一个直接的思路是在网关后面增加一个专门的聚合服务（Aggregation Service）。

graph TD
    A[Client] --> B{API Gateway};
    B --> C[Aggregation Service];
    C --> D[Algolia];
    C --> E[Trino Cluster];
    D --> C;
    E --> C;
    C -- Enriched Request --> F[Upstream Service A];
    C -- Enriched Request --> G[Upstream Service B];

优势分析:

关注点分离: 网关只负责认证、限流等通用职责。复杂的聚合逻辑被封装在独立的聚合服务中，团队可以独立开发、测试和部署，技术栈选择也更自由（例如，使用 Go 或 Rust 实现高性能）。
资源隔离: 聚合服务可以独立扩缩容，其资源消耗（CPU、内存）不会影响到网关本身的稳定性。

劣势分析:

引入额外网络跳数: Client -> Gateway -> Aggregation Service -> Upstream。这至少增加了一个内部网络往返时间（RTT），在对延迟极度敏感的场景下，这几毫秒甚至几十毫秒的延迟是无法接受的。
运维复杂性: 增加了一个新的服务节点，意味着额外的部署、监控、告警和故障排查成本。它自身也成为了一个新的潜在单点故障。
数据冗余传递: 用户身份、请求参数等信息需要在网关和聚合服务之间完整传递，增加了数据处理的复杂性。

在我们的场景中，目标是 P99 延迟控制在 50ms 以内。一次额外的内部网络调用，加上聚合服务自身的处理时间，很轻易就会消耗掉 10-20ms，这使得方案A的延迟预算非常紧张。

方案B: 在网关层实现聚合逻辑

另一种更为激进的方案是将聚合逻辑前置到网关层，通过网关的插件化能力直接实现。我们选择 Apache APISIX 作为基础网关，因为它基于 OpenResty (Nginx + LuaJIT)，提供了极高的性能和灵活的 Lua 插件开发能力。

graph TD
    A[Client] --> B{API Gateway / APISIX};
    subgraph B
        direction LR
        C[Request] --> D{Custom Lua Plugin};
        D -- call --> E[Algolia];
        D -- call --> F[Trino Cluster];
        E --> D;
        F --> D;
        D -- Routing Decision & Enrichment --> G[Route to Upstream];
    end
    B --> H[Upstream Service A];
    B --> I[Upstream Service B];

优势分析:

极致的低延迟: 消除了网关到聚合服务的网络跳数。所有逻辑在同一个 Nginx Worker 进程的内存中完成，性能潜力是所有方案中最高的。
简化架构: 减少了一个独立的服务组件，降低了运维的复杂度和成本。
上下文共享: 插件可以直接访问请求的全部上下文信息（Headers, Body, Args），无需跨服务传递。

劣势分析:

网关稳定性风险: 复杂的插件代码，特别是涉及阻塞IO或CPU密集型操作，可能会严重影响 Nginx Worker 进程的事件循环，导致整个网关性能下降甚至瘫痪。这是一个致命的风险。
技术栈限制: 必须使用 Lua 进行开发，这对团队的技术储备提出了要求。同时，Lua 的生态和调试工具相比主流后端语言要薄弱一些。
逻辑耦合: 业务逻辑与基础设施（网关）耦合在一起，违反了单一职责原则。

最终选择与理由: 带风险控制的方案B

尽管方案B存在显著风险，但其带来的性能优势是方案A无法比拟的。在我们的核心业务场景下，延迟是第一优先级。因此，我们决定采用方案B，并通过一系列严格的工程实践来控制其风险。

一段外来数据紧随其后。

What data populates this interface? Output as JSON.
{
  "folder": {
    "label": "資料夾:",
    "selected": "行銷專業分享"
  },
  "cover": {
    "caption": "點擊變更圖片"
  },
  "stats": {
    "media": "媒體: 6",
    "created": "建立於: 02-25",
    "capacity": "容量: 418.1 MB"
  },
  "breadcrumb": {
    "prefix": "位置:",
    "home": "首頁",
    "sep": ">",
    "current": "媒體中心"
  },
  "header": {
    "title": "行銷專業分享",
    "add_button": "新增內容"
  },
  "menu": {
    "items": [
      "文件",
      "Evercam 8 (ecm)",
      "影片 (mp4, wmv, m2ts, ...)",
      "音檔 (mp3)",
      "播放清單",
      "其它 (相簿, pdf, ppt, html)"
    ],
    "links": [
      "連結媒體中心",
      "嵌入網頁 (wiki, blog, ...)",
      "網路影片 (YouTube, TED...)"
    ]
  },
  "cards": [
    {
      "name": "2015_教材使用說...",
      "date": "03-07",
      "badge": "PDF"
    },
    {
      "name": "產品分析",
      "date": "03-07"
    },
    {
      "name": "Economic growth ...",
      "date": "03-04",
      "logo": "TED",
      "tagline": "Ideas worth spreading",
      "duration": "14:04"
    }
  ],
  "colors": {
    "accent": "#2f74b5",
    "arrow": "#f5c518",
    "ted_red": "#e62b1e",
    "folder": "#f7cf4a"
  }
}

我们的核心决策逻辑是：“如果能通过编码和架构设计将风险控制在可接受范围内，那么就应该选择性能最优的方案。”

我们将通过以下手段来 mitigation 风险：

非阻塞IO: 必须使用 ngx.location.capture_multi 或 cosocket API 进行所有外部HTTP调用，确保 Nginx 事件循环不会被阻塞。
严格的超时控制: 对 Algolia 和 Trino 的调用设置极短且独立的超时时间。
熔断与降级: 当 Trino 查询超时或失败时，插件必须有明确的降级逻辑，例如，跳过数据增强，直接按默认策略路由。
结果缓存: 对 Trino 的查询结果进行缓存。用户在短时间内的行为偏好是相对稳定的，使用 lua-resty-lrucache 在 Worker 进程级别缓存结果，可以大幅减少对 Trino 的直接请求。
并发执行: 对 Algolia 和 Trino 的请求必须并发执行，而不是串行，以缩短总体处理时间。

核心实现：APISIX 自定义插件

我们将插件命名为 dynamic-routing-enrichment。

1. 插件配置文件 `conf/config.yaml`

插件的配置被注入到 APISIX 的路由规则中。

# In APISIX route configuration
routes:
  - uri: "/api/v1/recommend"
    plugins:
      dynamic-routing-enrichment:
        algolia_host: "https://XXXXXX-dsn.algolia.net"
        algolia_api_key: "env://ALGOLIA_API_KEY"
        algolia_app_id: "env://ALGOLIA_APP_ID"
        algolia_index_name: "product_categories"
        algolia_timeout: 50 # in milliseconds

        trino_host: "http://trino-coordinator.internal:8080"
        trino_user: "api_gateway"
        trino_catalog: "hive"
        trino_schema: "user_profiles"
        trino_timeout: 80 # in milliseconds
        trino_cache_ttl: 300 # cache TTL in seconds
        trino_cache_size: 5000 # max number of cached items

        default_upstream_id: "default-recommend-service"
        high_intent_upstream_id: "high-intent-recommend-service"
        preference_threshold: 0.75

env://…: 从环境变量加载敏感信息，这是生产环境的最佳实践。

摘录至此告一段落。